Oddly, despite its old-school rock vibe, Standing On The Shoulder Of Giants also boasts a cutting-edge sound, presumably thanks to the influences of producer Mark (Spike) Stent, wohse previous clients include U2 and Massive Attack. As you might reckon from his resumé, he lends an experimental electronica edge to the proceedings — Isle of Wight movie-dialogue samples, loops, backwards tape effects and such.

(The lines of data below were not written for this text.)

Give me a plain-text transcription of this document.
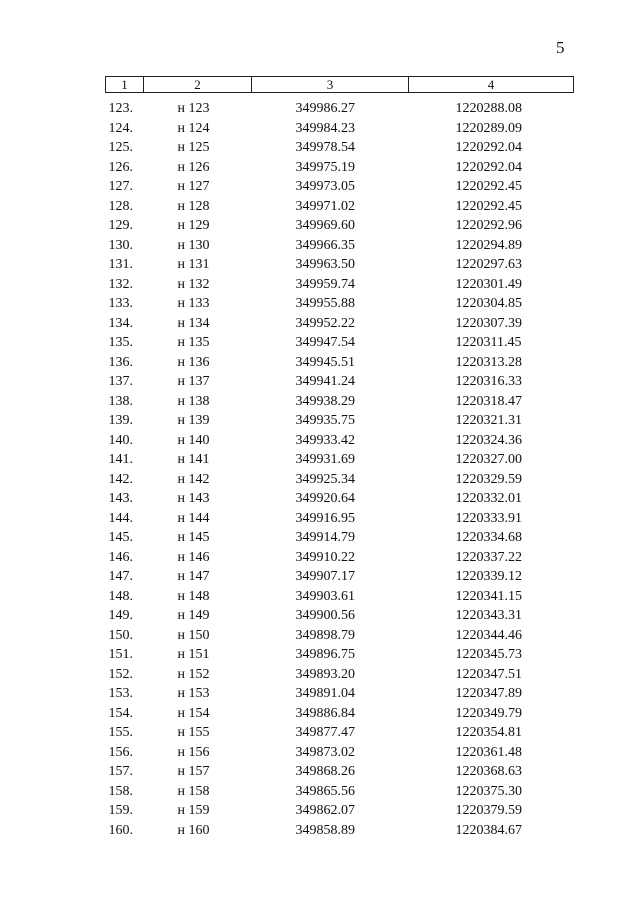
5
1	2	3	4
123.	н 123	349986.27	1220288.08
124.	н 124	349984.23	1220289.09
125.	н 125	349978.54	1220292.04
126.	н 126	349975.19	1220292.04
127.	н 127	349973.05	1220292.45
128.	н 128	349971.02	1220292.45
129.	н 129	349969.60	1220292.96
130.	н 130	349966.35	1220294.89
131.	н 131	349963.50	1220297.63
132.	н 132	349959.74	1220301.49
133.	н 133	349955.88	1220304.85
134.	н 134	349952.22	1220307.39
135.	н 135	349947.54	1220311.45
136.	н 136	349945.51	1220313.28
137.	н 137	349941.24	1220316.33
138.	н 138	349938.29	1220318.47
139.	н 139	349935.75	1220321.31
140.	н 140	349933.42	1220324.36
141.	н 141	349931.69	1220327.00
142.	н 142	349925.34	1220329.59
143.	н 143	349920.64	1220332.01
144.	н 144	349916.95	1220333.91
145.	н 145	349914.79	1220334.68
146.	н 146	349910.22	1220337.22
147.	н 147	349907.17	1220339.12
148.	н 148	349903.61	1220341.15
149.	н 149	349900.56	1220343.31
150.	н 150	349898.79	1220344.46
151.	н 151	349896.75	1220345.73
152.	н 152	349893.20	1220347.51
153.	н 153	349891.04	1220347.89
154.	н 154	349886.84	1220349.79
155.	н 155	349877.47	1220354.81
156.	н 156	349873.02	1220361.48
157.	н 157	349868.26	1220368.63
158.	н 158	349865.56	1220375.30
159.	н 159	349862.07	1220379.59
160.	н 160	349858.89	1220384.67
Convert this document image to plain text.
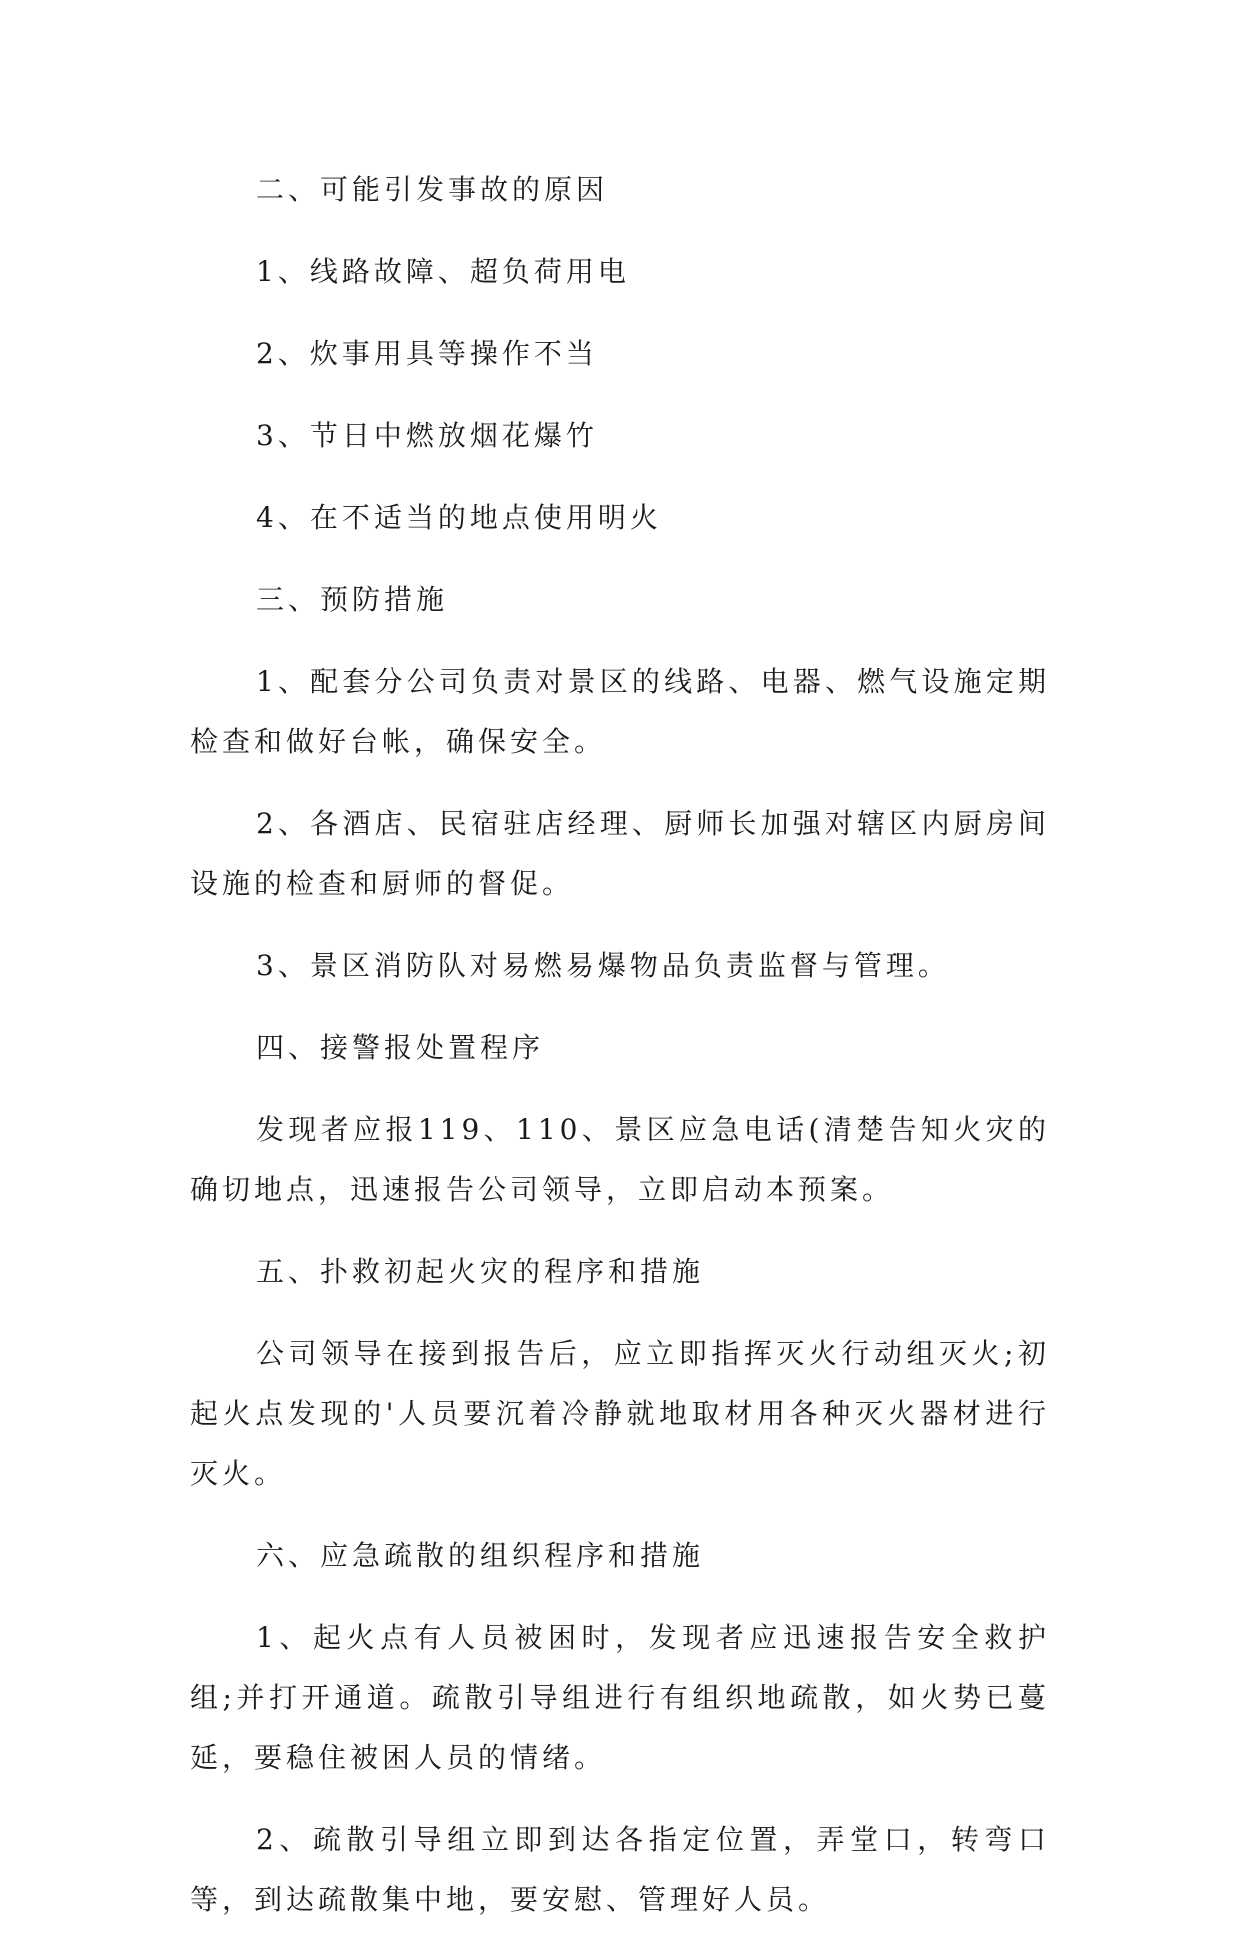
二、可能引发事故的原因

1、线路故障、超负荷用电

2、炊事用具等操作不当

3、节日中燃放烟花爆竹

4、在不适当的地点使用明火

三、预防措施

1、配套分公司负责对景区的线路、电器、燃气设施定期检查和做好台帐，确保安全。

2、各酒店、民宿驻店经理、厨师长加强对辖区内厨房间设施的检查和厨师的督促。

3、景区消防队对易燃易爆物品负责监督与管理。

四、接警报处置程序

发现者应报119、110、景区应急电话(清楚告知火灾的确切地点，迅速报告公司领导，立即启动本预案。

五、扑救初起火灾的程序和措施

公司领导在接到报告后，应立即指挥灭火行动组灭火;初起火点发现的'人员要沉着冷静就地取材用各种灭火器材进行灭火。

六、应急疏散的组织程序和措施

1、起火点有人员被困时，发现者应迅速报告安全救护组;并打开通道。疏散引导组进行有组织地疏散，如火势已蔓延，要稳住被困人员的情绪。

2、疏散引导组立即到达各指定位置，弄堂口，转弯口等，到达疏散集中地，要安慰、管理好人员。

Still, it’s not like Oasis have turned into some weird hybrid of Grand Funk Railroad and The Chemical Brothers. At its root level, this album is another Brit-rock opus that treads a well-worn path through their familiar world of canyon-sized guitar licks, Beatles melodies, sweeping epic ballads — and, of course, lyrics so atrocious a teenage hippie would be embarrassed to sing them. “Is it any wonder why princes and kings are clowns that caper in their sawdust rings?” asks Noel — presumably rhetorically — in one track. “I can see a liar, sitting by a fire,” he nursery-rhymes in another (amazingly, without going on to detail the length of his nose). You wonder how Liam can stand it — until, that is, you come to his lyrical debut on Little James, a ballad for his son. “You live for your toys, even though they make noise,” he whines like a hungover dad. “Have you ever played with Plasticine, or even tried a trampoline?” Forget I said anything, Noel.
So maybe Standing On The Shoulder If Giants isn’t a perfect album. But after years of flipping their fans the bird — musically and literally — at least Oasis are finally trying. And that’s more than good enough for me.